Sostienen que el Tribunal guardó silencio en relación con el derecho a la pensión de Manuel Caro López, y efectúan un recuento de las pruebas recaudadas en el proceso, para afirmar que en la sentencia no se valoraron en debida forma, incurriendo con ello en violación al debido proceso. Por lo anterior solicitan: ” La protección constitucional al debido proceso y a los principios fundamentales del derecho laboral al configurarse una VÍA DE HECHO en la providencia judicial del 11 de agosto de 2008, Acta Nº 0109 del 11 de agosto, por los Magistrados de la Sala Laboral del Tribunal Superior de Pereira, al revocarse parcialmente el artículo quinto y absolver del pago de las indemnizaciones moratoria y por no consignación del auxilio de cesantía y revocar el artículo 6 de la sentencia del 29 de mayo de 2008 (…) Razón por la cual la decisión del TRIBUNAL debe ser finalmente la REVOCATORIA DE LA SENTENCIA OBJETO DEL RECURSO DE APELACIÓN…” (fl. 9 cuad. anexo). 2.- Con auto de 27 de octubre de 2008, esta Sala de la Corte avocó el conocimiento, vinculó a los intervinientes dentro del proceso controvertido, y ordenó notificar a los funcionarios accionados para que dentro del término de traslado se manifestaran sobre los hechos materia de la queja constitucional.

En el término concedido no hubo pronunciamiento, según constancia secretarial visible a folio 15 del cuaderno de la Corte.

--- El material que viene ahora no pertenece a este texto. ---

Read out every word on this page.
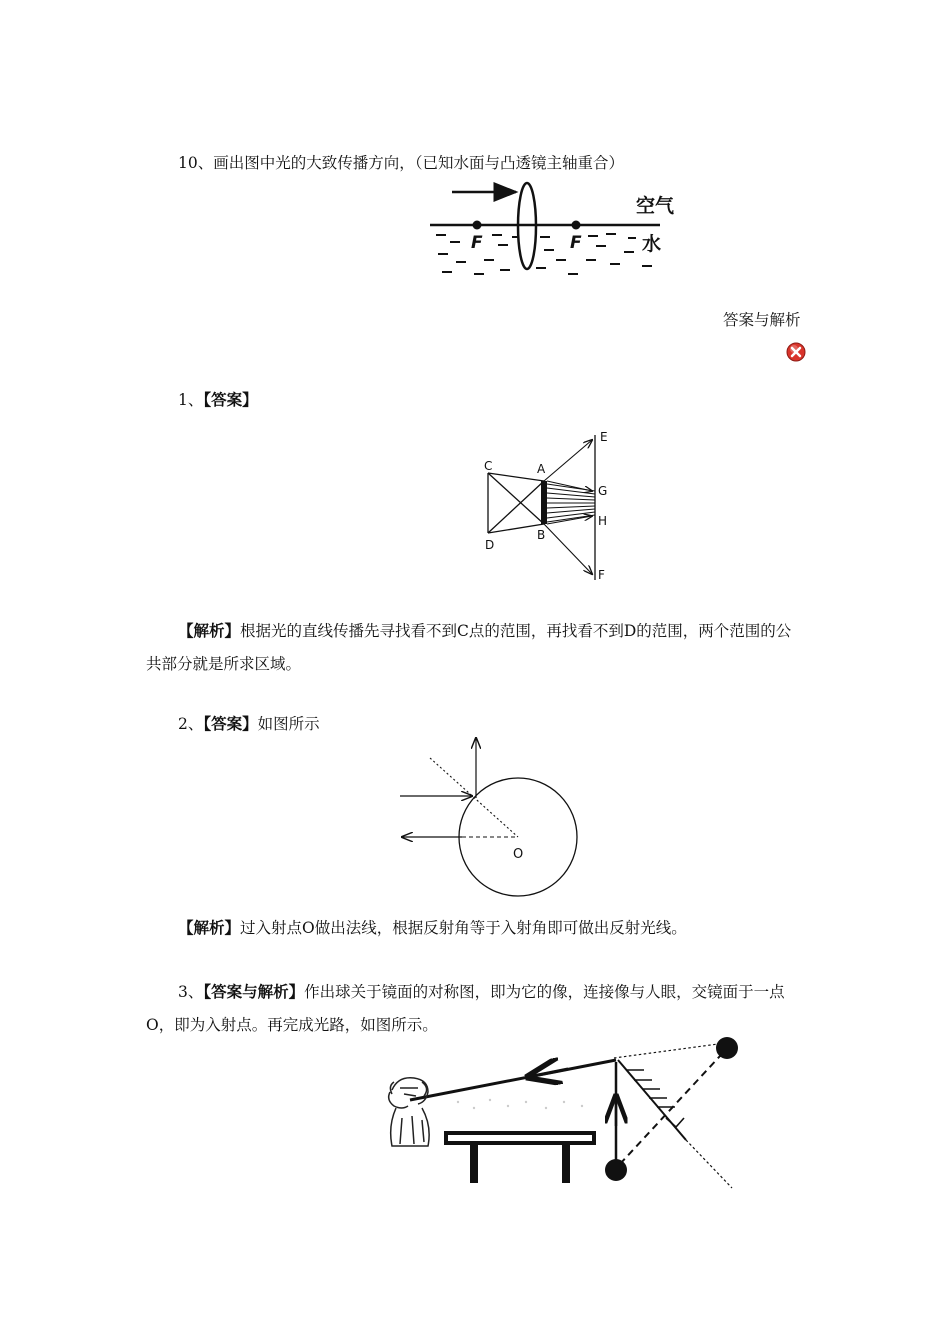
10、画出图中光的大致传播方向，（已知水面与凸透镜主轴重合）
F	F
空气
水
答案与解析
1、【答案】
C
D
A
B
E
G
H
F
【解析】根据光的直线传播先寻找看不到C点的范围，再找看不到D的范围，两个范围的公共部分就是所求区域。
2、【答案】如图所示
O
【解析】过入射点O做出法线，根据反射角等于入射角即可做出反射光线。
3、【答案与解析】作出球关于镜面的对称图，即为它的像，连接像与人眼，交镜面于一点O，即为入射点。再完成光路，如图所示。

CONSIDERACIONES DE LA CORTE Establece la Carta Política en su artículo 86, que para proteger los derechos fundamentales de cualquier persona, cuando éstos se vean amenazados o vulnerados por la acción u omisión de una autoridad pública y, en algunos eventos, de los particulares, se cuenta con la vía judicial preferente de la tutela, para cuyo ejercicio se exigen mínimos requisitos.

Quiso así el constituyente garantizar a los ciudadanos el amparo de sus derechos fundamentales, permitiéndoles acudir a la Rama Judicial en busca de una orden que, luego de un trámite ágil y sumario, impida el acto amenazante o lo suspenda. Sin embargo, dicho mecanismo constitucional tiene un carácter excepcional, delimitado por la Constitución Política, de suerte que la resolución de asuntos de índole legal, o de meras discrepancias entre las partes respecto de una decisión judicial, no hacen parte de su órbita, es decir, escapa al ámbito propio de esta acción. En efecto, la tutela contra sentencia judicial está sujeta a casos concretos y excepcionales, en los que, por las actuaciones u omisiones de los jueces, se transgredan, en forma evidente, derechos de rango superior.

Dicha eficacia de los derechos fundamentales debe estar en consonancia, en particular, en lo que concierne a la administración de justicia, con los principios rectores de nuestro estado social de derecho, como la seguridad jurídica y la cosa juzgada. Además, tal como se ha reiterado en diversas oportunidades, sigue siendo valor fundamental para la Sala, que la tutela contra sentencias judiciales no puede ser medio ni pretexto para abolir la independencia del Juez, consagrada en el artículo 228 de la Carta Política, sustituyendo al juez natural.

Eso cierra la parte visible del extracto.